Graph-structured data jointly contain discrete topology and continuous geometry, which poses fundamental challenges for generative modeling due to heterogeneous distributions, incompatible noise dynamics, and the need for equivariant inductive biases. Existing flow-matching approaches for graph generation typically decouple structure from geometry, lack synchronized cross-domain dynamics, and rely on iterative sampling, often resulting in physically inconsistent molecular conformations and slow sampling. To address these limitations, we propose Equivariant MeanFlow (EQUIMF), a unified SE(3)-equivariant generative framework that jointly models discrete and continuous components through synchronized MeanFlow dynamics.

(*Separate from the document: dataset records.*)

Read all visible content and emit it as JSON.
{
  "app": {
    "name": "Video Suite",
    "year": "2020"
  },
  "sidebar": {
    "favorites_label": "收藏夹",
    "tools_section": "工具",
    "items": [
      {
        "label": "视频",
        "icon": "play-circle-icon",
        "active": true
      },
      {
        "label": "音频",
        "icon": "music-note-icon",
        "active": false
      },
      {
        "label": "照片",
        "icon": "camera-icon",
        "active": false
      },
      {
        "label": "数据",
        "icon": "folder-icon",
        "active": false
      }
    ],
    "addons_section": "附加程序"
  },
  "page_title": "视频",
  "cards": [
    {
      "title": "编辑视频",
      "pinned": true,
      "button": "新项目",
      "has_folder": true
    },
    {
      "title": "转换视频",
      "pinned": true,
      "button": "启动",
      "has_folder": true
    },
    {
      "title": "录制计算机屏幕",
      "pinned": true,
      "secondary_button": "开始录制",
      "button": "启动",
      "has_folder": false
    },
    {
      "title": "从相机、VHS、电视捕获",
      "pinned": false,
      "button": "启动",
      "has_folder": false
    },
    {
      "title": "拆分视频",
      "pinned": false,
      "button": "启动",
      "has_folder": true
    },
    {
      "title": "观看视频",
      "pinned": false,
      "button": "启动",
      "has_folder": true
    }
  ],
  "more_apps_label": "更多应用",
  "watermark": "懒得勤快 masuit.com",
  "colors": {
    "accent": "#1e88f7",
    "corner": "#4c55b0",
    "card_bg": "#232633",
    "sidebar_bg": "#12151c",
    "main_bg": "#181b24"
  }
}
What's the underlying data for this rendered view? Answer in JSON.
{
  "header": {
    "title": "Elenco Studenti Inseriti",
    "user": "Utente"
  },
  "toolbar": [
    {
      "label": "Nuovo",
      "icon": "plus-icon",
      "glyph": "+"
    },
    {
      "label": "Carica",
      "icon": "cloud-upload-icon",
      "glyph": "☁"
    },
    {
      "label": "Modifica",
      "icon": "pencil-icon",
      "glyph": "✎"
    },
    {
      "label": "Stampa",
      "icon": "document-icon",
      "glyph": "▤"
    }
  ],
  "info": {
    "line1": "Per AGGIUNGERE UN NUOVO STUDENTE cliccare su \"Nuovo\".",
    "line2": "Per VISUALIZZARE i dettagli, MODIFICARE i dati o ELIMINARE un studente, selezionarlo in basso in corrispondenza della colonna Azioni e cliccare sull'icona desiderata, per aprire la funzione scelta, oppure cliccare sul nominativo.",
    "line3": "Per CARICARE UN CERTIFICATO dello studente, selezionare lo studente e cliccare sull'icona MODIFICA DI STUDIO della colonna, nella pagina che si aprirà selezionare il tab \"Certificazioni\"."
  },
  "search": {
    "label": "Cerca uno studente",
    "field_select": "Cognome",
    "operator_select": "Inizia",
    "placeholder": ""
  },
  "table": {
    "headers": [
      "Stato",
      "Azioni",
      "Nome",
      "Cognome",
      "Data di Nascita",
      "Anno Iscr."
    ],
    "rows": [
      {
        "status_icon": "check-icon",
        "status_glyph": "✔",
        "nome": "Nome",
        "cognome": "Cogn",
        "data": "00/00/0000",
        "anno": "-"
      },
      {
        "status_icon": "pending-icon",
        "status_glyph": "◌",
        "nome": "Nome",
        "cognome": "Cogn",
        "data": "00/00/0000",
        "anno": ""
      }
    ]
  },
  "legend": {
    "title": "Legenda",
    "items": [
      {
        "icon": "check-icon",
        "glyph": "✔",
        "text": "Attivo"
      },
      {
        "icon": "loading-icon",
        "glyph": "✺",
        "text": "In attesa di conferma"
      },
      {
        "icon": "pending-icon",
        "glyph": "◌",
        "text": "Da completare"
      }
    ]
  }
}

EQUIMF introduces a unified time bridge and average-velocity updates with mutual conditioning between structure and geometry, enabling efficient few-step generation while preserving physical consistency. Moreover, we develop a novel discrete MeanFlow formulation with a simple yet effective parameterization to support efficient generation over discrete graph structures. Extensive experiments demonstrate that EQUIMF consistently outperforms prior diffusion and flow-matching methods in generation quality, physical validity, and sampling efficiency.